Horizon Zero Dawn: Remastered V11420repack Best

The "Repack" nature of this specific version is a nod to the modern PC landscape. It’s a stripped-down, efficient beast. Gone are the bloated file sizes of the initial PC port, which struggled under its own weight.

With the v1.14.20 update, the game feels lighter on its feet. The texture streaming issues that plagued the original release on certain hard drives are a distant memory. The load times are blisteringly fast—a necessity for a game that demands frequent fast-travel across a map that spans deserts, snow-capped mountains, and dense jungles. The optimization here is "best" in class; it runs as if the engine was built specifically for this hardware, rather than retrofitted for it.

The best thing about this specific build is its mod compatibility. Because it doesn't rely on a launcher, modding is straightforward. Top mods to install:

Installation: Simply drag the .bin files into Packed_DX12 folder inside the game directory.

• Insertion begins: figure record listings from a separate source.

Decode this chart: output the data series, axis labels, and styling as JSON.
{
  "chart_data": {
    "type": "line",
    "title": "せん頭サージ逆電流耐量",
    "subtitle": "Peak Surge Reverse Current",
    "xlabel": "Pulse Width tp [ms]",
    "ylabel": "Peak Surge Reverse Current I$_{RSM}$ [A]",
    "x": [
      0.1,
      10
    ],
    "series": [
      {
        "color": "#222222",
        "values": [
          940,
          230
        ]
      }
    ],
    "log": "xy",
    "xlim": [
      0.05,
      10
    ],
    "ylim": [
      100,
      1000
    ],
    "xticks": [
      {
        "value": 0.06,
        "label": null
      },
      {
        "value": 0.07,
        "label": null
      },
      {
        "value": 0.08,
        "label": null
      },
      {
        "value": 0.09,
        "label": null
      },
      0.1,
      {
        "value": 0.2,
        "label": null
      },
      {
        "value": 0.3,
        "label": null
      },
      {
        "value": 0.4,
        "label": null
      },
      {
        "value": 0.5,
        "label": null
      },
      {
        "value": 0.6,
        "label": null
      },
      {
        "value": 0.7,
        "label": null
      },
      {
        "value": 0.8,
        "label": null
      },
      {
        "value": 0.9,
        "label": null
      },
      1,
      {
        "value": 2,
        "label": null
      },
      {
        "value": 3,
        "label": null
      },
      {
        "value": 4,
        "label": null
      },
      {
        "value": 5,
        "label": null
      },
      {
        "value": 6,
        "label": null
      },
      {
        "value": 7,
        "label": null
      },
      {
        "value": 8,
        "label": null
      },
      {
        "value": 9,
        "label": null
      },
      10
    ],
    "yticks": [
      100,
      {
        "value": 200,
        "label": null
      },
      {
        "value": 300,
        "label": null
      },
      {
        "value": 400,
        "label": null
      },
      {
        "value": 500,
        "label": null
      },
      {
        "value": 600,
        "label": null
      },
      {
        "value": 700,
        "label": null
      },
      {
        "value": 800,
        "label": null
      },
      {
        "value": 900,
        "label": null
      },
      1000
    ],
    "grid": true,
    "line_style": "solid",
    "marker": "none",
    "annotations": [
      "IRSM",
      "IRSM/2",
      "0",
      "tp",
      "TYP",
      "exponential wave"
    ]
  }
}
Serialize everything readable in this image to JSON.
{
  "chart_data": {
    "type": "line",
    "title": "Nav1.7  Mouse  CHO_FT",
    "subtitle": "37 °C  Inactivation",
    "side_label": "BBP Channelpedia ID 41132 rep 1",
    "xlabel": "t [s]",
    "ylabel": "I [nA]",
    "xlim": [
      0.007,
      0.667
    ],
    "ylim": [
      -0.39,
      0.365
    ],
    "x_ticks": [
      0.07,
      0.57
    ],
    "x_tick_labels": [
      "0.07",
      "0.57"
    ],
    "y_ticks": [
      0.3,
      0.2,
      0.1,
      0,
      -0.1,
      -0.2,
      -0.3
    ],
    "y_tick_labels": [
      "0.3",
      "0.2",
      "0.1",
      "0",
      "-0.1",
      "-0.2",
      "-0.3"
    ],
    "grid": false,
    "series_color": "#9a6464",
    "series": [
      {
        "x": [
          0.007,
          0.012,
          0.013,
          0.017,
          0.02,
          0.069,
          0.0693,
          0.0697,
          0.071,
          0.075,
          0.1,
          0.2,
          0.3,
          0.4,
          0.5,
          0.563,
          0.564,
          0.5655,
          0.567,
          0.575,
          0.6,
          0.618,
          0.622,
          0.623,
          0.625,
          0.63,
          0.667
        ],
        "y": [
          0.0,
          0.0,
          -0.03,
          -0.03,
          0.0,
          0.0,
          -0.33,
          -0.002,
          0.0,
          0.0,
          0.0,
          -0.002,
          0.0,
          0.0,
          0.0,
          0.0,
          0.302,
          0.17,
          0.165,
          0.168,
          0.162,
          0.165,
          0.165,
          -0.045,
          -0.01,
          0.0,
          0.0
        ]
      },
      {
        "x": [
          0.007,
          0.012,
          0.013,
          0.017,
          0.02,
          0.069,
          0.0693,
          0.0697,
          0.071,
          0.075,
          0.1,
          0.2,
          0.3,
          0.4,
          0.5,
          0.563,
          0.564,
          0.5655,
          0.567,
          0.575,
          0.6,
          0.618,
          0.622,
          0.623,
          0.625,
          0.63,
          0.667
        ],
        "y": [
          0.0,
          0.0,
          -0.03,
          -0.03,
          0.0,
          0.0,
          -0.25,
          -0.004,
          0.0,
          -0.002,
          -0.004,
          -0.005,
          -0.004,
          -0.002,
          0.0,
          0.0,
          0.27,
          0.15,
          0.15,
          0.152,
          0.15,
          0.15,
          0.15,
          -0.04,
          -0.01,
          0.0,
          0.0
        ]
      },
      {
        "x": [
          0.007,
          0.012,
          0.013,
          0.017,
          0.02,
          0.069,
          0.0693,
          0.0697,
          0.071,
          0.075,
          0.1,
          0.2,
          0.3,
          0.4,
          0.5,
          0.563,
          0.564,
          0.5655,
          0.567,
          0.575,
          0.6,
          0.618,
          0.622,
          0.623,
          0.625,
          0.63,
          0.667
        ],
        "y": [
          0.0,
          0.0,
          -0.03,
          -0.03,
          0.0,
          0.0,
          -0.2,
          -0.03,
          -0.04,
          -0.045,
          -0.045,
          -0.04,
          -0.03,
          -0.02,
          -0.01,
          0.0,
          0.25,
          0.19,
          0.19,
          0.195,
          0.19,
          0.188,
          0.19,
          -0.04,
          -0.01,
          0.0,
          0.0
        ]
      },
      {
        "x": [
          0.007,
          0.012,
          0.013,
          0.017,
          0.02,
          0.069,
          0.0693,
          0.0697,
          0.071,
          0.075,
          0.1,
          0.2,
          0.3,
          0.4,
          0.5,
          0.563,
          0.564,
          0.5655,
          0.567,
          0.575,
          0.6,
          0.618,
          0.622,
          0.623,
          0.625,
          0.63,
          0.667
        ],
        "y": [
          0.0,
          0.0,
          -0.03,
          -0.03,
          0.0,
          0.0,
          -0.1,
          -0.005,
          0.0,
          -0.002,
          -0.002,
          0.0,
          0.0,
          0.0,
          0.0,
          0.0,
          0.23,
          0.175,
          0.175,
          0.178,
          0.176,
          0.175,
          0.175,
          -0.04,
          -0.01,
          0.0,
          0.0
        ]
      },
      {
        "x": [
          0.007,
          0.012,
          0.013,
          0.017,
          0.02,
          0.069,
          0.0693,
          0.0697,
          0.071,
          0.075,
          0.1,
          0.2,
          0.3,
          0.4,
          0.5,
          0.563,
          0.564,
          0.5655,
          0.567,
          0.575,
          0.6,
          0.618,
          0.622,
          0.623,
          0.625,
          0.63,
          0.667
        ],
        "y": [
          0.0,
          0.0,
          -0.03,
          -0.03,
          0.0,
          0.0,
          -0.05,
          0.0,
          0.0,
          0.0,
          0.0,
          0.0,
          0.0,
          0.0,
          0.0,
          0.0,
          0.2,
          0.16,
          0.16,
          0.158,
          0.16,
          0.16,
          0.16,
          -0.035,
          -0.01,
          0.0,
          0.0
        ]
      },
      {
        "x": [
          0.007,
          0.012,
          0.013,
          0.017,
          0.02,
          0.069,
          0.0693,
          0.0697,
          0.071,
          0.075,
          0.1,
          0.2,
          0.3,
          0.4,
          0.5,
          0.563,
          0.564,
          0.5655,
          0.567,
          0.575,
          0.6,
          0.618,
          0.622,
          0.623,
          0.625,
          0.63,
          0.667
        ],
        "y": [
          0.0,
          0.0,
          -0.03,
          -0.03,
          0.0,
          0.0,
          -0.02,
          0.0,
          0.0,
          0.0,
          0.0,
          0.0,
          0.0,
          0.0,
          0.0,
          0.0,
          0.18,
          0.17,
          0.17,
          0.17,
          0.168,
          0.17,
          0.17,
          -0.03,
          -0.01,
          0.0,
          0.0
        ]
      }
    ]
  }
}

After 40 hours of testing—including completing the "Heart of the Nora" main quest and "The Claws Beneath" side mission—we can confidently say that the Horizon Zero Dawn Remastered v11420repack best is the definitive way to play on PC. horizon zero dawn remastered v11420repack best

Pros:

Cons:

Final Score for this Repack: 9.5/10

A typical Horizon Zero Dawn Remastered installation (with The Frozen Wilds DLC) consumes approximately 98 GB of SSD space. The v11420repack reduces the download size to roughly 49 GB. After installation, the game decompresses to the full 98 GB. This is ideal for: The "Repack" nature of this specific version is

Installation takes ~25 minutes on a modern CPU — longer if you verify files (recommended). The repacker used a custom LZMA2 dictionary size that avoids the “hour-long unpack” hell of some competitors. Post-install, no registry entries, no hidden services. Delete the folder, it’s gone.

Caveats:

The original launch of Horizon Zero Dawn on PC was notorious. Even the first "Remastered" patches had issues with memory leaks and DirectX 12 instability. Here is why build v11420 changes the game:

| Metric | Official Remaster (expected) | Repack v11420 (unverified) |
|--------|-----------------------------|----------------------------|
| Stability | High, with QA testing | Unknown; often modified .exe |
| Antivirus flags | None | Frequent false positives or actual trojans |
| Save compatibility | Yes, cross-platform | Usually broken |
| Multiplayer (if any) | Supported | None | Installation: Simply drag the

We tested the claim of "best" against the official Steam version (DRM-free Linux Proton equivalent). Using a test bench (i7-12700K, RTX 4070 Ti, 32GB DDR5), we found the following at 1440p "Ultimate" preset:

| Metric | Official Steam (DRM) | v11420repack (Cracked) | | :--- | :--- | :--- | | Average FPS | 112 | 118 | | 1% Low FPS | 58 (Noticeable dip) | 79 (Smooth) | | Loading Time (Boot to Save) | 22 seconds | 18 seconds | | Shader Compilation Stutters | Yes (First 5 mins) | None (Pre-cached) |

The repack performs better because it strips out the Denuvo anti-tamper calls that are constantly polling the CPU in the official version. For a single-player game, this makes the v11420repack objectively superior in performance.